FINANCIAL TIMES
6-6-18

            

How Donald Trump is empowering China

 

In uniting America’s allies against it, the president has done the unthinkable

 

Edward Luce

 

Donald Trump is about to make history by shaking hands with an adversary. Indeed, he will greet six of them at the same time. No breakthrough is likely.

 

Following the G7 summit, Mr Trump will fly to Singapore to meet Kim Jong Un. Expect a triumph. Peace will be declared on the Korean peninsular. Those who think I am joking should mute the sound and study the body language. Then decide for yourselves whose company Mr Trump prefers — America’s partners, or the most lethal autocrat on the planet. You can guess what a visiting Martian would say.

 

It is hard to decide which event — a failed “G6 plus one” summit in Canada or a successful one with North Korea — is more incredible. But the former wins. By uniting America’s largest allies against the US, Mr Trump has pulled off something unthinkable. The sheep are abandoning the shepherd. Without America, the G7 would not exist. It is the closest thing the west has to a steering committee.
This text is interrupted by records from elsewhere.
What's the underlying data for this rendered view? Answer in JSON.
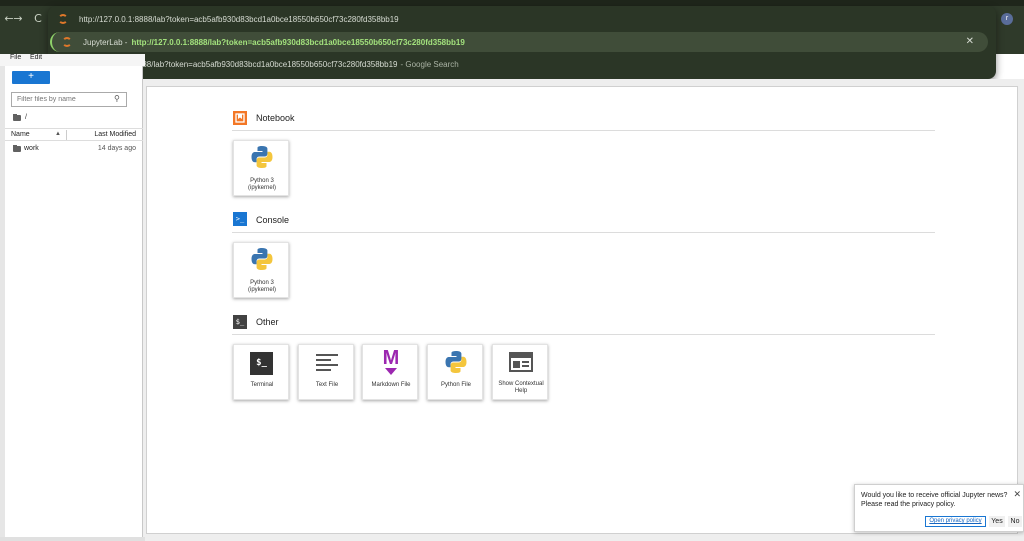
{
  "browser": {
    "back_glyph": "←",
    "forward_glyph": "→",
    "reload_glyph": "C",
    "profile_initial": "r",
    "omnibox": {
      "rows": [
        {
          "url": "http://127.0.0.1:8888/lab?token=acb5afb930d83bcd1a0bce18550b650cf73c280fd358bb19"
        },
        {
          "title": "JupyterLab - ",
          "url": "http://127.0.0.1:8888/lab?token=acb5afb930d83bcd1a0bce18550b650cf73c280fd358bb19"
        },
        {
          "query": "http://127.0.0.1:8888/lab?token=acb5afb930d83bcd1a0bce18550b650cf73c280fd358bb19",
          "suffix": "- Google Search"
        }
      ],
      "close_glyph": "✕",
      "search_glyph": "🔍",
      "accent_color": "#a3e27d"
    }
  },
  "menu": {
    "items": [
      "File",
      "Edit"
    ]
  },
  "filebrowser": {
    "new_launcher_label": "+",
    "filter_placeholder": "Filter files by name",
    "breadcrumb": "/",
    "columns": {
      "name": "Name",
      "modified": "Last Modified",
      "sort_glyph": "▲"
    },
    "files": [
      {
        "name": "work",
        "modified": "14 days ago",
        "type": "folder-icon"
      }
    ]
  },
  "launcher": {
    "sections": {
      "notebook": {
        "title": "Notebook",
        "icon": "notebook-icon",
        "color": "#f37726"
      },
      "console": {
        "title": "Console",
        "icon": "console-icon",
        "color": "#1976d2",
        "glyph": ">_"
      },
      "other": {
        "title": "Other",
        "icon": "other-icon",
        "color": "#424242",
        "glyph": "$_"
      }
    },
    "notebook_cards": [
      {
        "label_line1": "Python 3",
        "label_line2": "(ipykernel)",
        "icon": "python-icon"
      }
    ],
    "console_cards": [
      {
        "label_line1": "Python 3",
        "label_line2": "(ipykernel)",
        "icon": "python-icon"
      }
    ],
    "other_cards": [
      {
        "label_line1": "Terminal",
        "label_line2": "",
        "icon": "terminal-icon"
      },
      {
        "label_line1": "Text File",
        "label_line2": "",
        "icon": "text-file-icon"
      },
      {
        "label_line1": "Markdown File",
        "label_line2": "",
        "icon": "markdown-icon"
      },
      {
        "label_line1": "Python File",
        "label_line2": "",
        "icon": "python-icon"
      },
      {
        "label_line1": "Show Contextual",
        "label_line2": "Help",
        "icon": "contextual-help-icon"
      }
    ],
    "terminal_glyph": "$_",
    "markdown_glyph": "M"
  },
  "notification": {
    "message": "Would you like to receive official Jupyter news? Please read the privacy policy.",
    "privacy_link": "Open privacy policy",
    "yes_label": "Yes",
    "no_label": "No",
    "close_glyph": "✕"
  }
}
That is why China, which is the world’s second-largest economy, was never invited into the club. It was also why a westernising Russia was added to the group in 1998. But Russia was a black sheep. The group returned to seven after Russia annexed Crimea in 2014.

 

What does a flock do without its shepherd? Fable would suggest that they are picked off by wolves. That is one outcome of a prolonged US absence. Even before Mr Trump took office, countries such as Germany, the UK and France were rolling out the commercial red carpet for China against Washington’s wishes. But they kept unity in Nato. And they stuck to script at the G7. Mr Trump is now making that very difficult. At the G7 finance ministers’ meeting last weekend, Steven Mnuchin, the US Treasury secretary, was in a minority of one. It takes some doing to push Brexit UK into Europe’s arms. It takes even more to browbeat Japan into an opposing camp.

 

A less fabled outcome is that the sheep stick together and keep the wolves at bay. That may be less unlikely than it sounds. For the time being, Europe, Canada and Japan are united against Mr Trump’s trade belligerence.

 

Theory suggests that Mr Trump should divide the G7 by playing favourites. That is how he would bring about the bilateral world that he seeks. For example, he might separate Britain from the flock by offering it an exemption from the section 232 national security tariffs after its European divorce is wrapped up next year. Then he could sweet talk the prospect of a UK-US trade deal. He could prise Italy from the group by flattering its new populist government. Germany might waver if Mr Trump simply promised to talk seriously about things.

 

Were Mr Trump to play such tactics, it would serve his strategic goal. What he supposedly wants — and what his America First doctrine implies — is a post-multilateral world. That is a transactional jungle in which the US has size advantage in every negotiation. It is a series of one-plus-ones in which Mr Trump is always bigger than the other. Almost nobody wants such a world, including most of America’s business community. It would reduce everyone’s growth and fragment global supply chains. But it is not an illogical vision. Size would dictate that the US always had the upper hand.

 

That is where Mr Trump’s philosophy breaks down. America First requires diplomatic skill. You need knowledge of those you want to divide and rule. Then you pick them off. Yet Mr Trump is doing the opposite. When was the last time the west sounded so united? There are two explanations of Mr Trump’s actions. The first is that he is incompetent. He knows the kind of world he wants — a return to the 1950s — but he is too foolish to figure out how to maximise his chances of realising it. There is evidence to back that case.

 

The second is that Mr Trump’s id is bigger than his ego. Freud likened the ego to the controlling rider and the id to the wild horse. Mr Trump’s ego wants a mercantilist world. But his id craves revenge. Punishing America’s partners for years of allegedly ripping her off is incompatible with separating them from each other. It is hard to do both.

 

The result is rolling confusion. On the face of it, Mr Trump’s chief adversary is China. It has by far the largest trade surplus with the US. Yet last week Mr Trump abandoned his biggest leverage over China by giving its telecoms company, ZTE, a reprieve from US law. At the same time he escalated a fight with Canada, which has a minor trade deficit with the US. Can the west survive such divisions? In the short term, perhaps. But the wolves are biding their time.